Alexander Scriabin

Alexander Scriabin

Composer

• 1872 1915

Editor's Choice

Greatly influenced by theosophy, his experience of synaesthesia, and the music of Frédéric Chopin, Alexander Scriabin composed almost exclusively for orchestra, and his own instrument, the piano. His interest in philosophy and experience of colours and shapes inform a catalogue that is heavy on symbols and packed with significance. This 2015 album features Scriabin's first and fourth symphonies. Composed between 1899 and 1908, these works consist of six and one movements respectively and are quite different in scope. Scriabin was fond of composing verse as well as music and wrote poetry to accompany both works. Despite being advised that the vocal parts based on his poem in his first symphony were unsingable, the work was very well received, and Scriabin was awarded a Glinka Prize in 1900 for his efforts. Less a traditional symphony than a tone poem, the score of 'Le Poème de l'extase' was accompanied by more than 300 lines dreamed up by Scriabin, but are a companion to the work rather than a feature. If your familiarity with Scriabin is largely through his piano music, this album is a fantastic first step on the path of discovery of his other work.

Biography

Mystic, visionary, virtuoso, and composer, Scriabin dedicated his life to creating musical works which would, as he believed, open the portals of the spiritual world. Scriabin took piano lessons as a child, joining, in 1884, Nikolay Zverov's class, where Rachmaninov was a fellow student. From 1888 to 1892, Scriabin studied at the Moscow Conservatory, where his teachers included Arensky, Taneyev, and Safonov. Although Scriabin's hand could not easily stretch beyond an octave, he developed into a prodigious pianist, launching an international concert career in 1894. Scriabin started composing during his Conservatory years. Mostly inspired by Chopin, his early works include nocturnes, mazurkas, preludes, and etudes for piano. Typical examples of Romantic music for the piano, these works nevertheless reveal the composer's strong individuality. Toward the end of the century, Scriabin started writing orchestral works, earning a solid reputation as a composer, and obtaining a professorship at the Moscow Conservatory in 1898. In 1903, however, Scriabin abandoned his wife and their four children and embarked on a European journey with a young admirer, Tatyana Schloezer. During his sojourn in Western Europe, which lasted six years, Scriabin started developing an original, highly personal musical idiom, experimenting with new harmonic structures and searching for new sonorities. Among the works composed during this time was the Divine Poem.

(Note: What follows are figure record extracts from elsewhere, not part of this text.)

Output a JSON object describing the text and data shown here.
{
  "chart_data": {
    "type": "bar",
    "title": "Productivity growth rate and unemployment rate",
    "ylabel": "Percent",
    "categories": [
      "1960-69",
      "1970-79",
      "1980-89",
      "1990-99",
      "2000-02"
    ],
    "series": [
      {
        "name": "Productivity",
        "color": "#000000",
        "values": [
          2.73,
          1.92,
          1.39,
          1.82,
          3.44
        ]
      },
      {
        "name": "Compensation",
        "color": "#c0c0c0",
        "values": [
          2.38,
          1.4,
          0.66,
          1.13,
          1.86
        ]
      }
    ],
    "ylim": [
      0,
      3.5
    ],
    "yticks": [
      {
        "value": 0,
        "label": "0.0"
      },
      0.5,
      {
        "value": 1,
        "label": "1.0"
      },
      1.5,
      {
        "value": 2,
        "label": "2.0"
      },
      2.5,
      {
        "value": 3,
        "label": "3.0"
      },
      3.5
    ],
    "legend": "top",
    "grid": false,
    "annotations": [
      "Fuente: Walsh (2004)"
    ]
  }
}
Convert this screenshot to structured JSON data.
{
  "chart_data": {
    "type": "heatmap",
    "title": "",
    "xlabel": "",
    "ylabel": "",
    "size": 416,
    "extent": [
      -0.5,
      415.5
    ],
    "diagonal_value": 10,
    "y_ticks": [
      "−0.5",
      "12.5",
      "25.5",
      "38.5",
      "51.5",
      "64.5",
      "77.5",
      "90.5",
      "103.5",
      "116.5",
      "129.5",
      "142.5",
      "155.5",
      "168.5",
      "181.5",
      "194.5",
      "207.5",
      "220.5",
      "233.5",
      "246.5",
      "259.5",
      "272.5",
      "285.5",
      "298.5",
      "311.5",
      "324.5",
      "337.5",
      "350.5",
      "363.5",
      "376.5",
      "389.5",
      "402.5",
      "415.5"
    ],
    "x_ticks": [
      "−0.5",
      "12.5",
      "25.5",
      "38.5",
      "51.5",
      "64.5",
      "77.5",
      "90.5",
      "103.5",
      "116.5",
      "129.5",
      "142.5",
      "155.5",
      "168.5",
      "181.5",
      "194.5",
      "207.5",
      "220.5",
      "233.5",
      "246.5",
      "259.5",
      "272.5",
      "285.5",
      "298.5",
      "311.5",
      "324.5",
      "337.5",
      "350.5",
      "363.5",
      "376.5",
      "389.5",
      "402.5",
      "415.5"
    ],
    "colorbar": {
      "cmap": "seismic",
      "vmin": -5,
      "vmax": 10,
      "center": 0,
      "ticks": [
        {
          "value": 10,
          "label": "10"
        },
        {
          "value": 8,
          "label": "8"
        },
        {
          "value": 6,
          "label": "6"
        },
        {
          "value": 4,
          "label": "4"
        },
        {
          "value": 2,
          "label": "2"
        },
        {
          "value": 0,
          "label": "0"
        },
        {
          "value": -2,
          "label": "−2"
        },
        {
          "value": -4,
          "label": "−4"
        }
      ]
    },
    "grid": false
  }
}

In 1905, Scriabin discovered the theosophical teachings of Helena Petrovna Blavatsky, which became the intellectual foundation of his musical and philosophical efforts. In true Romantic tradition, he sought to situate his work as a composer in the wider spiritual and intellectual context of his age. Previously influenced by Nietzsche's ideas about the advent of a superhuman being, Scriabin embraced theosophy as an intellectual framework for his profound feelings about humankind's quest for God. Works from this period, exemplified by the Poem of Ecstasy (1908) and Prometheus (1910), reflect Scriabin's conception of music as a bridge to mystical ecstasy. While the ideas underlying his works may seem far-fetched, Scriabin's musical language included some fascinating, and very tangible, innovations, such as chords based on fourths and unexpected chromatic effects. Lacking an inner forward-moving force, Scriabin's later works nevertheless fascinate the listener by harmonic transformations which aim to reflect certain undefinable aspects of human consciousness. In addition, the composer, who strongly believed in the synaesthetic nature of art, experimented with sounds and colors, indicating, for example, lighting specification for the performance of particular works. Indeed, Scriabin's interest in color was hardly academic, considering that , as an orchestrator, he exploited the full potential of orchestral color. While Scriabin never quite crossed the threshold to atonality, his music nevertheless replaced the traditional concept of tonality by an intricate system of chords, some of which (e.g., the "mystic chord": C-F sharp-B flat-E-A-D) had an esoteric meaning. Scriabin's gradual move into realms beyond traditional tonality can be clearly heard in his ten piano sonatas; the last five, composed during 1912-1913, are without key signatures and certainly contain atonal moments. In 1915, Scriabin died in of septicemia caused by a carbuncle on his lip. Among his unfinished project was Mysterium, a grandiose religious synthesis of all arts which would herald the birth of a new world.